Et par cela, ce fût elle qu’il surprit à son tour. Elle, seulement habituée à répondre au désir de l’autre, presque dressée à lui plaire, à le satisfaire. Pas à recevoir ni à exiger.
Et ce fut elle qui demanda, qui provoqua, elle qui se dévoila audacieuse, et aussi avide que lui... au point de s’en effrayer soudain et de reculer.
Sans qu’il cherchât à la retenir.
Deux à reprendre souffle.
Et il suivit la confusion d’un regard un peu égaré, se muer en colère... contre lui seulement ?
- Julie... Je suis désolé...
- Je ne veux rien entendre !
- Je ne voulais pas...
- Taisez-vous !
    Julien obtempéra, surpris devant une réelle fureu. A cause d’un baiser ? Rien de plus qu’un baiser... Seulement ? En revanche, voilà qui allait, à coup sûr, envenimer leurs rapports au bureau. Déjà qu’elle avait un fichu caractère !

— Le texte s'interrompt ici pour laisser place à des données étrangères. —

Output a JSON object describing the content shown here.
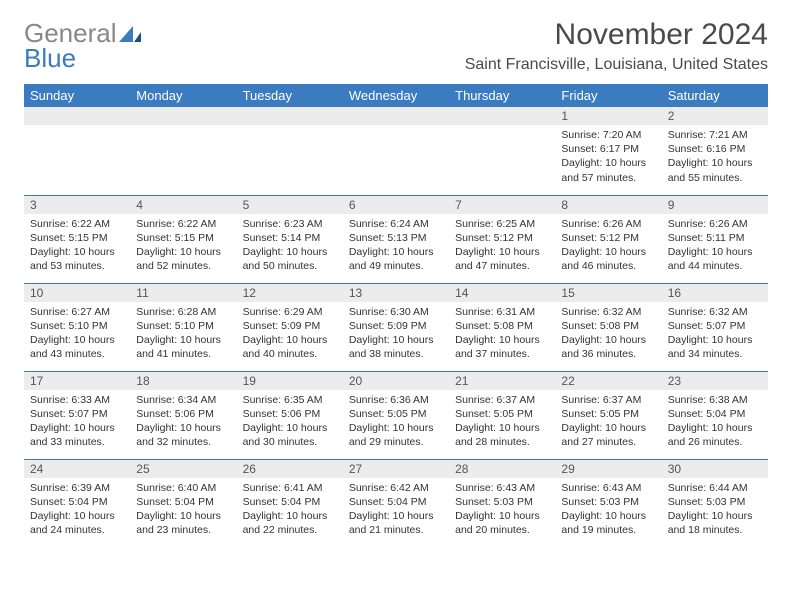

Non... demain, elle aura oublié.
Lui aussi.
Lui ? Vraiment ?
Quand Julien lança le moteur ce fut bien plus pour dissiper un silence soudain trop lourd, entre eux, que dans le but de la ramener chez elle.
Ils n’échangèrent plus un seul mot jusqu'à l’entrée de l’immeuble… pas même un « merci » lorsqu’elle quitta le véhicule, dont elle s’éloigna, sans un seul regard derrière elle.  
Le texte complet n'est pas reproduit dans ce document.